Polish town Stanisławów in the Thirties before the Second World War. Visible posters in Polish and Yiddish languages.
In the context of the history of the 20th century, the interwar period was the period between the end of the First World War in November 1918 and the beginning of the Second World War in September 1939.
Despite the relatively short period of time, this period represented an era of significant changes worldwide. Petroleum and associated mechanisation expanded dramatically leading to the Roaring Twenties (and the Golden Twenties), a period of economic prosperity and growth for the middle class in North America, Europe and many other parts of the world. Automobiles, electric lighting, radio broadcasts and more became commonplace among populations in the developed world. The indulgences of this era subsequently were followed by the Great Depression, an unprecedented worldwide economic downturn which severely damaged many of the world's largest economies.
The Communists in Moscow managed to regain control in Ukraine, Armenia, Azerbaijan and Georgia. Ireland was split, with the larger part being independent of Britain. In the Middle East, Egypt and Iraq gained independence. During the Great Depression, Latin American countries nationalised many foreign companies (particularly American) in a bid to strengthen their local economies. Japanese, German, Italian and Russian territorial ambitions led to expansions of these empires, which set the stage for the subsequent world war.

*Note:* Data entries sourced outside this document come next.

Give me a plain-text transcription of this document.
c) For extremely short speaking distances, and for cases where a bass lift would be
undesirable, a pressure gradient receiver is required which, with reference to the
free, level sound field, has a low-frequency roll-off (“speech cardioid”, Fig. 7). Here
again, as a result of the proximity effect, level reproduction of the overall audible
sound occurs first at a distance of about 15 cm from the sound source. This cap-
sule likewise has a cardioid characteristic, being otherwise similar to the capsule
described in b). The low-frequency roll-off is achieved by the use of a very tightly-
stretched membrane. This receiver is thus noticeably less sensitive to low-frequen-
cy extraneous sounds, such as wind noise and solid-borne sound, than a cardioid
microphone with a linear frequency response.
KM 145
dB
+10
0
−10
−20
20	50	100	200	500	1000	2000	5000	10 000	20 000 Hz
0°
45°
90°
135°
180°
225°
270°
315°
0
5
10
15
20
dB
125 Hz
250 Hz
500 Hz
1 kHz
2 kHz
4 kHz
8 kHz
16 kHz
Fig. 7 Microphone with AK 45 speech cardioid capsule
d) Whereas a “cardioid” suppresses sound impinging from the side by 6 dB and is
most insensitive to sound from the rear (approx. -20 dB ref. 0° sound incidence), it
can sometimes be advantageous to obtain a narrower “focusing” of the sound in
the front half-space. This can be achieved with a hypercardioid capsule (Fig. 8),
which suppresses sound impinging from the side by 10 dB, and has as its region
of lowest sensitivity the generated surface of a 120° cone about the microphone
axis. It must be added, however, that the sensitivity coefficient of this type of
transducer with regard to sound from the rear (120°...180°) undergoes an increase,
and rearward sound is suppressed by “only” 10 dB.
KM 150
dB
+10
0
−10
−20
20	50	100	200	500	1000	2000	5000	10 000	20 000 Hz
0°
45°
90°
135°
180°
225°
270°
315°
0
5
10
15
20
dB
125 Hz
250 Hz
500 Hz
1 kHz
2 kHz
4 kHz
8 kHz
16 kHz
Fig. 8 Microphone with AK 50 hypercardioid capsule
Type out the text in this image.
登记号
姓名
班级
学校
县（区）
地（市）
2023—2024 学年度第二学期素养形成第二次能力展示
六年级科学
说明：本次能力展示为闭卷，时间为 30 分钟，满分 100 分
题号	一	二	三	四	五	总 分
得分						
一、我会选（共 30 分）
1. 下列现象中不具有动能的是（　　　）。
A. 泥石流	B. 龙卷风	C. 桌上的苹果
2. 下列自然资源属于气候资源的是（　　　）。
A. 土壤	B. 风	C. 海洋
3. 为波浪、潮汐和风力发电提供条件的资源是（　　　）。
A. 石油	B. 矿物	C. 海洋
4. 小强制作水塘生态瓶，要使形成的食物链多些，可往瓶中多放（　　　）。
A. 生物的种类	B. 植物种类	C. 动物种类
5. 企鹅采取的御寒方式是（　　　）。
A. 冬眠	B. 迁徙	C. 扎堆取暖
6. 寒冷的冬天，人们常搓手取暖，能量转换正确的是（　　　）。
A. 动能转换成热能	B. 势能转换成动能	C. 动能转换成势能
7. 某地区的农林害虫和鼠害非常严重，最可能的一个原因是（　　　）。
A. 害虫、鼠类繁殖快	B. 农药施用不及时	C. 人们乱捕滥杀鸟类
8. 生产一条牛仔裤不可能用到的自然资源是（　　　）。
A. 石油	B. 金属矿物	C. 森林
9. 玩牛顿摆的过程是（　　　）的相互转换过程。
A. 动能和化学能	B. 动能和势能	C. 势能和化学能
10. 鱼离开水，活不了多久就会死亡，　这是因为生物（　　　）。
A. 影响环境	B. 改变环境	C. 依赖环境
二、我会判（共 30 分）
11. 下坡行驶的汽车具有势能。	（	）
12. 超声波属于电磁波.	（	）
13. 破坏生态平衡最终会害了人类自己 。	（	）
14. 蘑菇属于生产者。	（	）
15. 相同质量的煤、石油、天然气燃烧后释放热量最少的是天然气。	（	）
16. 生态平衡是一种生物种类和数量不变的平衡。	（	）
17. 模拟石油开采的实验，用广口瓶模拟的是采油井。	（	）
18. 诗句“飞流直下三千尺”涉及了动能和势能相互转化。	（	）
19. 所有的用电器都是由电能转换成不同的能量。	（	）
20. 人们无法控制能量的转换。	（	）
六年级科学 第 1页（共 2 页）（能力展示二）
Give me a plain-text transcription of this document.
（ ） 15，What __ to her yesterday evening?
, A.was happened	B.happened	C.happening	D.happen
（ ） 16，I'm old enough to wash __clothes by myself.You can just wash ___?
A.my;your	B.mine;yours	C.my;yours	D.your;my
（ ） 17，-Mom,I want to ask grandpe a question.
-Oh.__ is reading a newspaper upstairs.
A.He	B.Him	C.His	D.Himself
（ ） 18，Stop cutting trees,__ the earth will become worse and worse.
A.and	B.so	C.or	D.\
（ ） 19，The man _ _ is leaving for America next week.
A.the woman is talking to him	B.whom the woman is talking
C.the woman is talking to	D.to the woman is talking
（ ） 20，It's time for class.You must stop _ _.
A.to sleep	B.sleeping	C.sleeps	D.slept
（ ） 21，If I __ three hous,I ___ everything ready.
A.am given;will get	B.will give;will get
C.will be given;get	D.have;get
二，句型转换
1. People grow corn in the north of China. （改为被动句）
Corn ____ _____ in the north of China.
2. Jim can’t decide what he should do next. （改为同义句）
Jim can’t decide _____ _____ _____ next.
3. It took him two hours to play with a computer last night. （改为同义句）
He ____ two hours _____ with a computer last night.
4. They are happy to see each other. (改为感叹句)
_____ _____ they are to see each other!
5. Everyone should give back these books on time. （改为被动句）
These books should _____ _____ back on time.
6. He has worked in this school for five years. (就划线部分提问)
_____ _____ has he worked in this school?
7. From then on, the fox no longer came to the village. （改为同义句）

Following the Armistice of 11 November 1918 that ended World War I, the years 1919–24 were marked by turmoil as affected regions struggled to recover from the devastation of the First World War and the destabilising effects of the loss of four large historic empires: the German Empire, Austro-Hungarian Empire, Russian Empire and the Ottoman Empire. There were numerous new nations in Eastern Europe, most of them small in size. The United States gained dominance in world finance. Thus, when Germany could no longer afford war reparations to Britain, France and other Allies, the Americans came up with the Dawes Plan and Wall Street invested heavily in Germany, which repaid its reparations to nations that, in turn, used the dollars to pay off their war debts to Washington. By the middle of the decade, prosperity was widespread, with the second half of the decade known, especially in Germany, as the "Golden Twenties".